4338.210 · July 29, 2018 AD
Cold Comfort
Luke returns to the house to begin the slow work of dismantling a life—dragging furniture through portals, emptying cupboards, erasing the evidence of everything he and Jamie built together. But as darkness falls, he realises he's not alone. Across the road, a familiar car sits motionless in the cold, and two men settle into a silent standoff neither is willing to break.
"There's something deeply satisfying about watching a man freeze in his car while hunting for someone who's standing ten metres away in the dark, refusing to turn on the heating out of spite."
The portal deposited me in the study, and I stood for a moment in the familiar silence, letting the transition settle. Through the window, afternoon light filtered weakly through the blinds—grey and diffuse, the sun already beginning its winter descent toward the horizon.

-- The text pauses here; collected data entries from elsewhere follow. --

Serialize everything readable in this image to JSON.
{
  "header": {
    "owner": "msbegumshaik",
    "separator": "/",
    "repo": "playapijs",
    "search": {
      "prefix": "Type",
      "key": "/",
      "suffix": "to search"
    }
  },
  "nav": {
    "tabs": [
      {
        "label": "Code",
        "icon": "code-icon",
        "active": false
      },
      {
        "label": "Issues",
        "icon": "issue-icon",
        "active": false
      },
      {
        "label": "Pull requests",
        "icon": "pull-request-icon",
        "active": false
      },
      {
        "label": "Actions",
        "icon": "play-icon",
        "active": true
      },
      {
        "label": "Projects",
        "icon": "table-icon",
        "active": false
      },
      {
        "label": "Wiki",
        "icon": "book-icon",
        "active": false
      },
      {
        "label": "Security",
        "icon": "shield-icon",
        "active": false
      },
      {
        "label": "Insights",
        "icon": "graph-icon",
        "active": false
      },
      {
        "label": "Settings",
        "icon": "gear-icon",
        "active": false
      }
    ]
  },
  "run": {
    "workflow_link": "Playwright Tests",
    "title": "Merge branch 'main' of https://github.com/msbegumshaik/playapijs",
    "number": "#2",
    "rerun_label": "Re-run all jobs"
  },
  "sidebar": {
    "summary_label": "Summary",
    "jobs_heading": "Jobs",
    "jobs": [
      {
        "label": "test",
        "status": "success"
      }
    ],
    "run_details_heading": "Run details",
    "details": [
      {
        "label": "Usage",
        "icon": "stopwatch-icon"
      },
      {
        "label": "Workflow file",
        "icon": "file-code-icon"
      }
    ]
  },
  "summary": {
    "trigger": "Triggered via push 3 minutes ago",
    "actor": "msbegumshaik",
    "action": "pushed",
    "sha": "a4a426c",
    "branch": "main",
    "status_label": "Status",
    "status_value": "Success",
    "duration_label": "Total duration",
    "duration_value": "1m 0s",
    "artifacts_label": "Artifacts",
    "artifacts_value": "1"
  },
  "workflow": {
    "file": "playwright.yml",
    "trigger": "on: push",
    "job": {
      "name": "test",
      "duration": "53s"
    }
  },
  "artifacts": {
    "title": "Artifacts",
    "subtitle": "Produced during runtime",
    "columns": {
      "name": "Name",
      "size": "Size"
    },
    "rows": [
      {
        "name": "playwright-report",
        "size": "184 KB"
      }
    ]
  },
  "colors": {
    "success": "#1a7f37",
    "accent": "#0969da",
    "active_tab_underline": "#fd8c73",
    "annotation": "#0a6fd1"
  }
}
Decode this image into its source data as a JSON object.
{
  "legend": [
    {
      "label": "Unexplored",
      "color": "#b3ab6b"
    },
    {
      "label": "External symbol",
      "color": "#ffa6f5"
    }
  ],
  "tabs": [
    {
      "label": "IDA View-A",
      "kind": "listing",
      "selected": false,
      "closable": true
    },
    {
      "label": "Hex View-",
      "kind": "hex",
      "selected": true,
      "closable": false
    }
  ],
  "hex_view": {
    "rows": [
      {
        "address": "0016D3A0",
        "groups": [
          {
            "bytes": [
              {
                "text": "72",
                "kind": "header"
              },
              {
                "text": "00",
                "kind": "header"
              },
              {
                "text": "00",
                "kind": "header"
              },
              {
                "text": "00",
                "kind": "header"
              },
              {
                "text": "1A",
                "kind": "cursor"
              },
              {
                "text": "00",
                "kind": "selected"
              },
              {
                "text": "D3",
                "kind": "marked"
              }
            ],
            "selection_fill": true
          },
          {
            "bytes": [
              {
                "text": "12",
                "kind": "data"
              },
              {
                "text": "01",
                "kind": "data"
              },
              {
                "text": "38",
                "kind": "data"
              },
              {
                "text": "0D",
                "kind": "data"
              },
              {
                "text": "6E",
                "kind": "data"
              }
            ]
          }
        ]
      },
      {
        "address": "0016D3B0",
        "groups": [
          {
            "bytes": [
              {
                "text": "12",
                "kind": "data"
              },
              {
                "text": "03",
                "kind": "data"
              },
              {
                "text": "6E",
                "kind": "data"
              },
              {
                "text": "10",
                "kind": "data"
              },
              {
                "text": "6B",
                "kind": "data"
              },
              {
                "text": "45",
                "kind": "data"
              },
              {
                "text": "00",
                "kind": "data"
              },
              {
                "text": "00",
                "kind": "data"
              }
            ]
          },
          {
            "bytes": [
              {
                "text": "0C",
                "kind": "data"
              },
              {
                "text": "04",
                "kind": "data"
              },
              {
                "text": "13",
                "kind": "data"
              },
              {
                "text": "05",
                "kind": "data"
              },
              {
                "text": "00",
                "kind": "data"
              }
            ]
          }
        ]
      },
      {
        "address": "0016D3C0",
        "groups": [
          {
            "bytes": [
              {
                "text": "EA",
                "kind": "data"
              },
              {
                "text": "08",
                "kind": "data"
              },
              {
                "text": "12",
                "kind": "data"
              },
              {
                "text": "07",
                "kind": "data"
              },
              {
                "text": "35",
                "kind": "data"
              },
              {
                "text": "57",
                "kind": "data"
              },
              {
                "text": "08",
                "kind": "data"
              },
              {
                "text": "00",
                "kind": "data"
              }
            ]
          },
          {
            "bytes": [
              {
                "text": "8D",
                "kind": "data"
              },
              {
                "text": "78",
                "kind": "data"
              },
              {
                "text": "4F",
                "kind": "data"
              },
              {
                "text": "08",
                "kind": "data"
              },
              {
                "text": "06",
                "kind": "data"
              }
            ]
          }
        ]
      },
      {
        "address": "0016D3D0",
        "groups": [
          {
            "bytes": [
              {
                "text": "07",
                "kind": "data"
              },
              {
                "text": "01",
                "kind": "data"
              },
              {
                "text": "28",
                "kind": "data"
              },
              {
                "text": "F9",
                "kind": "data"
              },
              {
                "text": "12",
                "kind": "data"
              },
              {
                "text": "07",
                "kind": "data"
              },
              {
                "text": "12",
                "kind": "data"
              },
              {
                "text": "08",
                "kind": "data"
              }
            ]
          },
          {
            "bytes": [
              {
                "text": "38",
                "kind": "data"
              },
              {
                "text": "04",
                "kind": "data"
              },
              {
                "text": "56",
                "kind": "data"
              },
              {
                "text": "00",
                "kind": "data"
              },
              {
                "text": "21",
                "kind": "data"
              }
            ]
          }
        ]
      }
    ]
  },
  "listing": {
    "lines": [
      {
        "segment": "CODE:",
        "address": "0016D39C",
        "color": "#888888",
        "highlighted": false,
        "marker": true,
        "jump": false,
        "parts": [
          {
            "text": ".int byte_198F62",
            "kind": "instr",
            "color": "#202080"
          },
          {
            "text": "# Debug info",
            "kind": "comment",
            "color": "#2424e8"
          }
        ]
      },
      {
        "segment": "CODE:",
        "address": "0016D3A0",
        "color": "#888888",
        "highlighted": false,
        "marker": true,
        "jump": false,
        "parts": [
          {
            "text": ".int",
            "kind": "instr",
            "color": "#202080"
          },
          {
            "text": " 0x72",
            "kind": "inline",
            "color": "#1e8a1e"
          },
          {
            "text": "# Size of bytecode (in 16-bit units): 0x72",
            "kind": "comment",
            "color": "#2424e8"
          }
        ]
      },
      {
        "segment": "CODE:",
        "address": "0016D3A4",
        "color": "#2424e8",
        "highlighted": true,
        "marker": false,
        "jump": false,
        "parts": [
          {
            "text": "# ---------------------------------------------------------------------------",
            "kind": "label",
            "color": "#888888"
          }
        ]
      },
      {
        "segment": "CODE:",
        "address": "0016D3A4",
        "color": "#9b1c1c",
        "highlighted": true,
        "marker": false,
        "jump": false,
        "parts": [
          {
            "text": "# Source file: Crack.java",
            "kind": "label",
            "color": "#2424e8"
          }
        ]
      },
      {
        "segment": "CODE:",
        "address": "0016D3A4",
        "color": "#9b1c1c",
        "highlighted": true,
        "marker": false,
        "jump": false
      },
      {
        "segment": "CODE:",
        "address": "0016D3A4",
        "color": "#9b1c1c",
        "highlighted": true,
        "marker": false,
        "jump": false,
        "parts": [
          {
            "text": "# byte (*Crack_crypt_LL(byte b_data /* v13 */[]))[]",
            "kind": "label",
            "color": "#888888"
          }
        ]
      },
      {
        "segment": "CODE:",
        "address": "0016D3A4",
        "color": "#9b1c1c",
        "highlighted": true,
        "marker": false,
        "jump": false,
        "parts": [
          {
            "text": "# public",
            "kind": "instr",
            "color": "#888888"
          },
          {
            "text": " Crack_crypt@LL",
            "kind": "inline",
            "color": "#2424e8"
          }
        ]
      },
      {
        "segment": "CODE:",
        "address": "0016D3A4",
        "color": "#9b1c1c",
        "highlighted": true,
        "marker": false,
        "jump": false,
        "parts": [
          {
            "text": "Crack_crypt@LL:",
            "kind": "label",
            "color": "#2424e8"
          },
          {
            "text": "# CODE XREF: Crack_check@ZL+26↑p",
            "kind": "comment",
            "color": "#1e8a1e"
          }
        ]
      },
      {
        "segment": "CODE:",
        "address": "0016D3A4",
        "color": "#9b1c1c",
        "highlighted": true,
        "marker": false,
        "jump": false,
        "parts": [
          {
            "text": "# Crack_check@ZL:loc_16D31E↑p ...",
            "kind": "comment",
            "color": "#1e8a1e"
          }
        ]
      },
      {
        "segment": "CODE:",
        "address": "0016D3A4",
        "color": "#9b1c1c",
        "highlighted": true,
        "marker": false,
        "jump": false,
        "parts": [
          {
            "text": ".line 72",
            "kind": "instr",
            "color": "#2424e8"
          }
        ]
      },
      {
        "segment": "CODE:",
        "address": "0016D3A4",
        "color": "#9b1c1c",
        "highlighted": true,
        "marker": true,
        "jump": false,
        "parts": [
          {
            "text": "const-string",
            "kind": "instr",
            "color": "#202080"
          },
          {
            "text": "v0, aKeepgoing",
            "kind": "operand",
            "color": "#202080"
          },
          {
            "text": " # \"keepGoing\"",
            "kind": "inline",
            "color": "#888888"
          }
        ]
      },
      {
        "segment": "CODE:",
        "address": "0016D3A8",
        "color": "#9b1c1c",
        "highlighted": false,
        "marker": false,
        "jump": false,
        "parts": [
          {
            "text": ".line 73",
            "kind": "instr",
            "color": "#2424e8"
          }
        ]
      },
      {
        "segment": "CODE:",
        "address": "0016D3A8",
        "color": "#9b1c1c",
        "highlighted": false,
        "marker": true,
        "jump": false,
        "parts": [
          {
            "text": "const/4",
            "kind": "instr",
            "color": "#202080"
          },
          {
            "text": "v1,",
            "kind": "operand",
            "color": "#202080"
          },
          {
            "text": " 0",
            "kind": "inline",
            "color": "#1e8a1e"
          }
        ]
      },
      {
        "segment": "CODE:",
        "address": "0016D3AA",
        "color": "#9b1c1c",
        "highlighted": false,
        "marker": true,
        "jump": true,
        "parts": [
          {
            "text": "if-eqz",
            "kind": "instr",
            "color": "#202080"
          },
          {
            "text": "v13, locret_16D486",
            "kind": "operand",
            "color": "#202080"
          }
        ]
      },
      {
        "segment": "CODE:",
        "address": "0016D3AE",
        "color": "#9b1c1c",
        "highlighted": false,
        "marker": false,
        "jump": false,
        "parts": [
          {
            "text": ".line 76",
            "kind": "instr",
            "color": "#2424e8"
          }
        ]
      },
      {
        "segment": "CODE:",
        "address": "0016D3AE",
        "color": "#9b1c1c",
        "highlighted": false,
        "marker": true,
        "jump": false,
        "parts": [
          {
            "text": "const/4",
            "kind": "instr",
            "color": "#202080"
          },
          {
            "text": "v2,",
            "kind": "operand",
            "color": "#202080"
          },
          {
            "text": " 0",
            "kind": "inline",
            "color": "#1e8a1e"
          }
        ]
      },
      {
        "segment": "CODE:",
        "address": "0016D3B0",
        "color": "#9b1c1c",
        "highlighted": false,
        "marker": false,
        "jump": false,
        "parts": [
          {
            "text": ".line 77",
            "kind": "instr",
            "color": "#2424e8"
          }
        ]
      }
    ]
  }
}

I checked my phone. Just after three. Paul would be walking Grant and Sarah toward camp right about now, answering their eager questions, maintaining the pretence that I was Brad and that we'd been expecting them all along. The fiction wasn't mine—Melanie Bandy and the real Brad Coleman had constructed it months ago—but I'd inherited it the moment I failed to correct Sarah's mistaken identity. The thought of Grant and Sarah's faces—bright with anticipation, utterly trusting—sent a twist of something through my chest. Guilt, probably. I was getting better at ignoring it.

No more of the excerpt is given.